A concept of dual-responsive prodrugs based on oligomerization-controlled reactivity of ester groups: an improvement of cancer cells versus neutrophils selectivity of camptothecin.

Many known chemotherapeutic anticancer agents exhibit neutropenia as a dose-limiting side effect. In this paper we suggest a prodrug concept solving this problem for camptothecin (HO-cpt). The prodrug is programmed according to Boolean "AND" logic. In the absence of H 2 O 2 (trigger T1), e.g. in the majority of normal cells, it exists as an inactive oligomer.
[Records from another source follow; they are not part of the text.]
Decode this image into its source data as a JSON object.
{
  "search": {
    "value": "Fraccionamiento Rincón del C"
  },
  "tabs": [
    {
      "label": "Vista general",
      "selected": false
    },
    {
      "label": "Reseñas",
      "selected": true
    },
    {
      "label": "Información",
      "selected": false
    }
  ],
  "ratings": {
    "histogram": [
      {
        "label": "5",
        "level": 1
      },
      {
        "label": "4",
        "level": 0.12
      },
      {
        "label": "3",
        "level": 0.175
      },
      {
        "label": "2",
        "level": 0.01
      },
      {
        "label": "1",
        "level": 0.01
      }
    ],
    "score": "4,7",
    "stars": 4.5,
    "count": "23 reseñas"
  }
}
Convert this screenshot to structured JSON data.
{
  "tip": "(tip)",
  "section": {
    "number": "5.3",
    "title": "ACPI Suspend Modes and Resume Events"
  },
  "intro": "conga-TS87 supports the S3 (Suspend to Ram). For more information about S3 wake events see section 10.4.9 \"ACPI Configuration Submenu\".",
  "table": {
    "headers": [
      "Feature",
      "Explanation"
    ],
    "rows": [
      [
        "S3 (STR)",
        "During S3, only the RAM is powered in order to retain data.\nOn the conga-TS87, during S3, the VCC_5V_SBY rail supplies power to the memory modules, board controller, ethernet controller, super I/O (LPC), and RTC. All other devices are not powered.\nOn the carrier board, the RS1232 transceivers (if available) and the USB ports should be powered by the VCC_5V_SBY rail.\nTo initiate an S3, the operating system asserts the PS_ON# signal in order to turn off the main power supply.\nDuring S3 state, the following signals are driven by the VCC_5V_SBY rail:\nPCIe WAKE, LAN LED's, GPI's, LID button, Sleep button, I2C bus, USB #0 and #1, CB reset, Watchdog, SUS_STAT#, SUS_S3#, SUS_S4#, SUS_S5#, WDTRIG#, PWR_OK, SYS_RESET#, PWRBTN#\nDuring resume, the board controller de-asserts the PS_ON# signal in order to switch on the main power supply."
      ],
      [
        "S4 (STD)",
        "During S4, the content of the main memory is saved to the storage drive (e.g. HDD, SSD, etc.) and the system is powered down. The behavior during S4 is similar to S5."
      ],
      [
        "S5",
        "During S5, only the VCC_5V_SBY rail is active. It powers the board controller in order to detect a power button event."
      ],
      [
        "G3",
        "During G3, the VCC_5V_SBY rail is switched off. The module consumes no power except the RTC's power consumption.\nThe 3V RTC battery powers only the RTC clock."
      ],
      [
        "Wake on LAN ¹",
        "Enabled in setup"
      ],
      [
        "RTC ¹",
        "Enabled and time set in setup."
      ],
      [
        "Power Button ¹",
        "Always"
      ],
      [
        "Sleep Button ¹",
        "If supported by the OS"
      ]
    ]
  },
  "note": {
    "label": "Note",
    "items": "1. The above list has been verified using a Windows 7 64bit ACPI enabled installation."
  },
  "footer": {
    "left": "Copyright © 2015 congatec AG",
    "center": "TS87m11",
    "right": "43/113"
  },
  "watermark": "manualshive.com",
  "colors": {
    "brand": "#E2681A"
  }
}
In cancer cells and in primed neutrophils (high H 2 O 2 ), the oligomer is disrupted forming intermediate (inactive) lipophilic cationic species. These are accumulated in mitochondria (Mit) of cancer cells, where they are activated by hydrolysis at mitochondrial pH 8 (trigger T2) with formation of camptothecin. In contrast, the intermediates remain stable in neutrophils lacking Mit and therefore a source of T2. In this paper we demonstrated a proof-of-concept. Our prodrug exhibits antitumor activity both in vitro and in vivo , but is not toxic to normal cell and neutrophils in contrast to known single trigger prodrugs and the parent drug HO-cpt.